Anglo-Dutch consumer goods giant Unilever Plc will pay as much as $5.4 billion to raise its stake in its Indian unit, Hindustan Unilever (HUL), to up to 75 per cent in a bet on fast-growing spending power in Asia's third-largest economy. HUL shares soared about 20 per cent to hit a lifetime high of Rs 597 after the offer was announced.
Here are the top 5 takeaways from the open offer
- Unilever will acquire up to 487 million shares, or 22.52 per cent of the equity, of HUL in an open offer for Rs 600 a share, which is a 20.6 per cent premium to the stock's closing price on Monday.
- The offer, payable in cash, is expected to begin in June 2013 and at $5.4 billion would be the largest single investment in the Indian consumer goods sector. HSBC is the manager to the offer.
- "It makes a lot of sense to increase stake if the company is serious about staying here for the long term," said G. Chokkalingam, chief investment officer of Centrum Wealth Managers, which bought a small stake in HUL after the company reported results on Monday. "In the long term, we expect there will be more incentive for the parent company to share technology to the Indian unit, introduce more brands here and raise market share," he said.
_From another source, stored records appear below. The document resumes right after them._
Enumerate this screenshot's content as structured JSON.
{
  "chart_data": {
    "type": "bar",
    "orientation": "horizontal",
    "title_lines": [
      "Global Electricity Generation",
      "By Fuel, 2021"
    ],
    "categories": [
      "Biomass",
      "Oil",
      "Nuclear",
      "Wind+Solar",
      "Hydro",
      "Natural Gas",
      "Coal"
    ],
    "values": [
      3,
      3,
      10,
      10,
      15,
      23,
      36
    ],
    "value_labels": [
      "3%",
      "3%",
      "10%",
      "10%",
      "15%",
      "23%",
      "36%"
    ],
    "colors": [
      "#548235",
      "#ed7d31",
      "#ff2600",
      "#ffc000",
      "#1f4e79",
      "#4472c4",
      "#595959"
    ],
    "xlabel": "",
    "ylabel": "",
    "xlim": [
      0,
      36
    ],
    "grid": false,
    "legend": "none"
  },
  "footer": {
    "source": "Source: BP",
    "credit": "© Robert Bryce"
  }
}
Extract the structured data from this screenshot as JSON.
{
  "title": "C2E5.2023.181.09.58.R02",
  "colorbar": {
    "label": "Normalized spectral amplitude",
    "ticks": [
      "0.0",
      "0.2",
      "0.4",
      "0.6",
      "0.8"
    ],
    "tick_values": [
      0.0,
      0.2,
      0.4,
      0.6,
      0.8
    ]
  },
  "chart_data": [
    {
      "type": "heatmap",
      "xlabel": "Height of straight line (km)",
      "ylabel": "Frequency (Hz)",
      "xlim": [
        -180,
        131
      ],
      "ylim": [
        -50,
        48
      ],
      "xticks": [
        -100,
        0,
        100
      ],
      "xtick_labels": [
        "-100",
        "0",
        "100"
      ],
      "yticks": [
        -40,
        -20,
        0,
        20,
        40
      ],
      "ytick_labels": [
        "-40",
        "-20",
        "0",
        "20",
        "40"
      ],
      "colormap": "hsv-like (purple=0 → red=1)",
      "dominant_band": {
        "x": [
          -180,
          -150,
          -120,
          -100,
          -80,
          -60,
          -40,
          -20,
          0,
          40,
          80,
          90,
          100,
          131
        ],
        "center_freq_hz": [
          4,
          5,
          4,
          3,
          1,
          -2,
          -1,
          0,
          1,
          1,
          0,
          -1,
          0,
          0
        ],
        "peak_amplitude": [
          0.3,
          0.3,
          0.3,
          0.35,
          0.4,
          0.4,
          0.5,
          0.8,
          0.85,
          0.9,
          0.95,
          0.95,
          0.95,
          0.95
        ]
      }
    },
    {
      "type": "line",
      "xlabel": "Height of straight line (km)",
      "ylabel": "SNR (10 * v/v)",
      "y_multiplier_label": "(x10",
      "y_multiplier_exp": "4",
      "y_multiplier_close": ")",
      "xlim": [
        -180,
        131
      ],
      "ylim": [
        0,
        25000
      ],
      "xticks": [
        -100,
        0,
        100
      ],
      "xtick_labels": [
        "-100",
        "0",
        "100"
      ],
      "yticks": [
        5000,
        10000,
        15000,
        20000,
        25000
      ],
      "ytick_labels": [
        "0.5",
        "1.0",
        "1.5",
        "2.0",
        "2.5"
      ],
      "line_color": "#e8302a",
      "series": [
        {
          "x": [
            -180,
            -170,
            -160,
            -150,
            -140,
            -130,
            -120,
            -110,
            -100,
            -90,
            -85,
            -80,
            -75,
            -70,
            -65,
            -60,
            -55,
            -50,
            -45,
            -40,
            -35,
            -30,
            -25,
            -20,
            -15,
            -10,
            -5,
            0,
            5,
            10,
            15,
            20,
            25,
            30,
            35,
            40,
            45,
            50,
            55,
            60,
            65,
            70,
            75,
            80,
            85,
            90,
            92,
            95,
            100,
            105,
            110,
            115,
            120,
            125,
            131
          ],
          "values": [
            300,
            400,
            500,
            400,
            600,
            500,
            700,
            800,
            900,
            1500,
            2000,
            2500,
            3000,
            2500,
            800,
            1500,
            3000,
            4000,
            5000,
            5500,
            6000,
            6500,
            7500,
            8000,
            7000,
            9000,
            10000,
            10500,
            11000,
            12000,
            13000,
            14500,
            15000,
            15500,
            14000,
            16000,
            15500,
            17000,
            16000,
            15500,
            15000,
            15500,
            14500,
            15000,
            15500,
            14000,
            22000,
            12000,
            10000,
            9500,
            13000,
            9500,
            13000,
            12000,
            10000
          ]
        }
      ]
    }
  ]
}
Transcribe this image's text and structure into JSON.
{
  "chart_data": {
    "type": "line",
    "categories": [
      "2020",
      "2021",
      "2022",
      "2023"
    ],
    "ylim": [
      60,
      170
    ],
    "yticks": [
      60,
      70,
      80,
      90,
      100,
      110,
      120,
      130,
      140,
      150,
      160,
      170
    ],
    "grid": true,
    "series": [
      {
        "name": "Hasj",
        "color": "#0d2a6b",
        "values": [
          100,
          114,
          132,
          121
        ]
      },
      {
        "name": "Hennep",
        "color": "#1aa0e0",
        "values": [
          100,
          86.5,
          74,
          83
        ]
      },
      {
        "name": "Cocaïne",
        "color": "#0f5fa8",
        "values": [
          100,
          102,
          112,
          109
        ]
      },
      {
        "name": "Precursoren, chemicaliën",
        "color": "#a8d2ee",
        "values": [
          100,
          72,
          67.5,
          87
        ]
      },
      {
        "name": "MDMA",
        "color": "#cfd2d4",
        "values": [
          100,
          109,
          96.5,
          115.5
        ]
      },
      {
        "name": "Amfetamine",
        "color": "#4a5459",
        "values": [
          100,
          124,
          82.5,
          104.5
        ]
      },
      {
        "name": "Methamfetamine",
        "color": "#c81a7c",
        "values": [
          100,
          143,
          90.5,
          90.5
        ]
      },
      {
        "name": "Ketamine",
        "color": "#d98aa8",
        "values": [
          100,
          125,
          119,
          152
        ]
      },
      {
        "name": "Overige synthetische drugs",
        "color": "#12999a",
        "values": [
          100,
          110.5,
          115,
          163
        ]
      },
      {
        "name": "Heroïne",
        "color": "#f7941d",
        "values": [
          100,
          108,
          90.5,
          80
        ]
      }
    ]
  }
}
- Brokerages and analysts say the offer is good for HUL investors as it shows the parent company's confidence in the outlook for HUL as well as the Indian FMCG market. The offer can lead to a rerating of India's consumer sector, said IDFC Securities. Independent market analyst Sanjiv Bhasin said the offer is a "huge positive for India's FMCG market".
- Ramesh Damani, member of the BSE and an HUL shareholder, said not many shareholders are likely to tender to the open offer. Unilever may have to increase its offer price, given the sheer scale of transaction. At 12.43 pm, the stock was trading at Rs 583.80, up 17.32 per cent.